En el pasado mes de diciembre de 2025, FINRA (Financial Industry Regulatory Authority) publicó en los EEUU un Informe sobre la “Inversión influenciada por las redes sociales” (“Social media-influenced investing”) que nos parece del máximo interés y actualidad y nos muestra paradojas de la digitalización financiera que conectan con temas frecuentemente tratados en este blog y en definitiva, con las “nuevas fronteras” de la protección de los inversores en el mercado digital de valores. Son estas otras tantas razones para dar cuenta somera de este Informe.
Por lo anterior, esta entrada es un precipitado natural de la línea de investigación sobre la digitalización financiera que venimos desarrollando en este blog desde hace ya varios años tratando temas novedosos como el de los “finfluencers” o la manipulación de opinión del mercado por sistemas sesgados de inteligencia artificial; cuyo ejemplo más cercano, por razones materiales y cronológicas, es la entrada de 12 de enero sobre los “FINFLUENCERS (“influencers” financieros) y “efecto manada digital”: Advertencias de la AEVM (ESMA) y de la CNMV”.
A) Aspectos generales: El impacto de las redes sociales en los inversores y en las entidades financieras
Debemos comenzar recordando que FINRA (Financial Industry Regulatory Authority) se define como un organismo regulador independiente y sin fines de lucro en EE.UU. que pretende proteger a los inversores y la integridad del mercado, supervisando a todas las firmas y corredores de bolsa que venden valores, creando y aplicando reglas, investigando malas conductas y gestionando herramientas como BrokerCheck para que los inversores puedan verificar a sus corredores, todo bajo la supervisión de la SEC.
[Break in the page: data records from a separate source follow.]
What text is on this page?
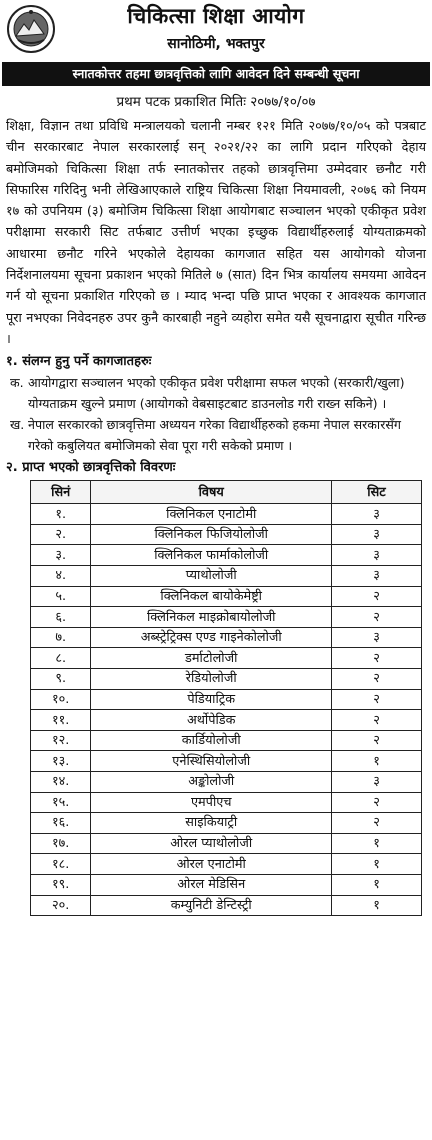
चिकित्सा शिक्षा आयोग
सानोठिमी, भक्तपुर
स्नातकोत्तर तहमा छात्रवृत्तिको लागि आवेदन दिने सम्बन्धी सूचना
प्रथम पटक प्रकाशित मितिः २०७७/१०/०७

शिक्षा, विज्ञान तथा प्रविधि मन्त्रालयको चलानी नम्बर १२१ मिति २०७७/१०/०५ को पत्रबाट चीन सरकारबाट नेपाल सरकारलाई सन् २०२१/२२ का लागि प्रदान गरिएको देहाय बमोजिमको चिकित्सा शिक्षा तर्फ स्नातकोत्तर तहको छात्रवृत्तिमा उम्मेदवार छनौट गरी सिफारिस गरिदिनु भनी लेखिआएकाले राष्ट्रिय चिकित्सा शिक्षा नियमावली, २०७६ को नियम १७ को उपनियम (३) बमोजिम चिकित्सा शिक्षा आयोगबाट सञ्चालन भएको एकीकृत प्रवेश परीक्षामा सरकारी सिट तर्फबाट उत्तीर्ण भएका इच्छुक विद्यार्थीहरुलाई योग्यताक्रमको आधारमा छनौट गरिने भएकोले देहायका कागजात सहित यस आयोगको योजना निर्देशनालयमा सूचना प्रकाशन भएको मितिले ७ (सात) दिन भित्र कार्यालय समयमा आवेदन गर्न यो सूचना प्रकाशित गरिएको छ । म्याद भन्दा पछि प्राप्त भएका र आवश्यक कागजात पूरा नभएका निवेदनहरु उपर कुनै कारबाही नहुने व्यहोरा समेत यसै सूचनाद्वारा सूचीत गरिन्छ ।

१. संलग्न हुनु पर्ने कागजातहरुः
क. आयोगद्वारा सञ्चालन भएको एकीकृत प्रवेश परीक्षामा सफल भएको (सरकारी/खुला) योग्यताक्रम खुल्ने प्रमाण (आयोगको वेबसाइटबाट डाउनलोड गरी राख्न सकिने) ।
ख. नेपाल सरकारको छात्रवृत्तिमा अध्ययन गरेका विद्यार्थीहरुको हकमा नेपाल सरकारसँग गरेको कबुलियत बमोजिमको सेवा पूरा गरी सकेको प्रमाण ।
२. प्राप्त भएको छात्रवृत्तिको विवरणः
सिनं	विषय	सिट
१.	क्लिनिकल एनाटोमी	३
२.	क्लिनिकल फिजियोलोजी	३
३.	क्लिनिकल फार्माकोलोजी	३
४.	प्याथोलोजी	३
५.	क्लिनिकल बायोकेमेष्ट्री	२
६.	क्लिनिकल माइक्रोबायोलोजी	२
७.	अब्स्ट्रेट्रिक्स एण्ड गाइनेकोलोजी	३
८.	डर्माटोलोजी	२
९.	रेडियोलोजी	२
१०.	पेडियाट्रिक	२
११.	अर्थोपेडिक	२
१२.	कार्डियोलोजी	२
१३.	एनेस्थिसियोलोजी	१
१४.	अङ्कोलोजी	३
१५.	एमपीएच	२
१६.	साइकियाट्री	२
१७.	ओरल प्याथोलोजी	१
१८.	ओरल एनाटोमी	१
१९.	ओरल मेडिसिन	१
२०.	कम्युनिटी डेन्टिस्ट्री	१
El Informe sobre la “Inversión influenciada por las redes sociales” nace de la constatación de que, en el mercado de valores, las redes sociales desempeñan un papel fundamental al influir tanto en la conducta de los inversores como en el de los operadores (v. su Introducción y su Sección I, p.1 y ss.). En efecto:
a) En cuanto a la conducta de los inversores, las redes sociales condicionan el comportamiento de los inversores. Así, por ejemplo, un Informe de 2025 de la Fundación para la Educación del Inversor de FINRA muestra cómo el 45 % de los inversores recibe asesoramiento financiero a través de internet; el 24 % afirma obtener su información de las redes sociales y el 35 % de los encuestados menores de 30 años afirma confiar en las redes sociales, frente al 13 % de los mayores de 65 años. Ello hace que, a medida que más inversores recurren a las redes sociales para obtener información financiera, la creación de contenido relacionado con la inversión ha proliferado. Las cifras indicadas muestran un dato esencial para anticipar el futuro de la inversión cuando vemos no solo que un porcentaje cada vez mayor de inversores afirma que el contenido de las redes sociales influye directamente en sus decisiones de inversión sino también que las redes sociales son especialmente populares entre las generaciones más jóvenes. Las plataformas de redes sociales pueden ofrecer una forma más rápida y eficiente de difundir información financiera acorde con las preferencias de las generaciones más jóvenes e impulsar la acción colectiva de forma amplia e impactante.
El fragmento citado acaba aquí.